If you pay attention to natural maps, to describe the height of mountain ranges, people use many closed curves surrounding each other as follows:

The smaller red circles represent points at higher altitudes.

In optimization, this method is also used to represent surfaces in two-dimensional space.

Returning to the GD algorithm illustration for the Linear Regression problem above, the right image represents the level sets. That is, at points on the same circle, the loss function has the same value. In this example, I display the function’s value at several circles. The green circles have low values, and the outer red circles have higher values. This is slightly different from natural level sets, where the inner circles usually represent a valley rather than a mountain peak (because we are looking for the smallest value).
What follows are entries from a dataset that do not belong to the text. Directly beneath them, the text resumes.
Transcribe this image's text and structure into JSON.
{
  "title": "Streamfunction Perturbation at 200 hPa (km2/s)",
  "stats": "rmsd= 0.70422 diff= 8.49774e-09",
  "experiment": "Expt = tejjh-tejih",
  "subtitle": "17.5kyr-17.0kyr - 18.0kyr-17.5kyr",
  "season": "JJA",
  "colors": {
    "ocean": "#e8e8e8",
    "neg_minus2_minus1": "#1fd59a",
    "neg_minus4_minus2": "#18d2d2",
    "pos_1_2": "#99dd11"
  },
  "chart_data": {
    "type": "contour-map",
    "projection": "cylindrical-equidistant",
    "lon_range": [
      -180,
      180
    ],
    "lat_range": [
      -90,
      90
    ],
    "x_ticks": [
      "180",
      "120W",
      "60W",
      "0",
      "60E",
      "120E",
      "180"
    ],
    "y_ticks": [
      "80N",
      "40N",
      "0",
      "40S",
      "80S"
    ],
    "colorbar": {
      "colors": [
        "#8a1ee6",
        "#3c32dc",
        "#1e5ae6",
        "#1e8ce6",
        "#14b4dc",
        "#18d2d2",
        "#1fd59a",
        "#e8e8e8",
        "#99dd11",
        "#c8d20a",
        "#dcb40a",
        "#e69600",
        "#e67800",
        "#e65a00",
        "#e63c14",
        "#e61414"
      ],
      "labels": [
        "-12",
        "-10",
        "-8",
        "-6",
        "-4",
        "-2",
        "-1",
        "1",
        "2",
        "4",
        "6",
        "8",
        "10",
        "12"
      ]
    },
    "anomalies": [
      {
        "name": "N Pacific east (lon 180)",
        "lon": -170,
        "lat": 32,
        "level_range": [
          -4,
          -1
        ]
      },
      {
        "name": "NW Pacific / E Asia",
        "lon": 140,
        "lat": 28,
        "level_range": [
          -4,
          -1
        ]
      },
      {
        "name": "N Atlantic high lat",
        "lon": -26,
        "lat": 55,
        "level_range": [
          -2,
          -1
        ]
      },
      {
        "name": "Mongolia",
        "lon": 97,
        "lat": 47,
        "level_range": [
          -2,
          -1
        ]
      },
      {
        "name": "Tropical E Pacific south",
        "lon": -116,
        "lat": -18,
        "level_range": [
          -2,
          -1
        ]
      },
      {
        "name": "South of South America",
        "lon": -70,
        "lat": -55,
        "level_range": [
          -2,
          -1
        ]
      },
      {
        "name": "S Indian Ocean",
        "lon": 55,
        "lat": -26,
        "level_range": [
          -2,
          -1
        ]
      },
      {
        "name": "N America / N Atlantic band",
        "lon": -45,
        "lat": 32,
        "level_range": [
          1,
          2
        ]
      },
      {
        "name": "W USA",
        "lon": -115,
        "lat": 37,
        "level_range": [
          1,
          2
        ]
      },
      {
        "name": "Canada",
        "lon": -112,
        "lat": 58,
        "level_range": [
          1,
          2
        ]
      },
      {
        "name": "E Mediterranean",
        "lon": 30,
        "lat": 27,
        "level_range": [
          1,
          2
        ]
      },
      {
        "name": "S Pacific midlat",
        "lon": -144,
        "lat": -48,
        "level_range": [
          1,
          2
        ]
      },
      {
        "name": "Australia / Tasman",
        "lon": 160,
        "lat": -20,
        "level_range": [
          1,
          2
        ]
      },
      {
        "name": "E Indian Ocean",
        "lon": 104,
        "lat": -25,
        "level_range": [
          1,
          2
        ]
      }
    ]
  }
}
I try with a smaller learning rate, and the result is as follows:

The convergence speed has slowed significantly, and even after 99 iterations, GD has not yet reached the best solution. In real-world problems, we need many more iterations than 99 because the number of dimensions and data points is usually very large.

Another Example

To conclude part 1 of Gradient Descent, I present another example.

The function $f(x, y) = (x^2 + y - 7)^2 + (x - y + 1)^2$ has two green local minima at $(2, 3)$ and $(-3, -2)$, which are also two global minima. In this example, depending on the initial point, we obtain different final solutions.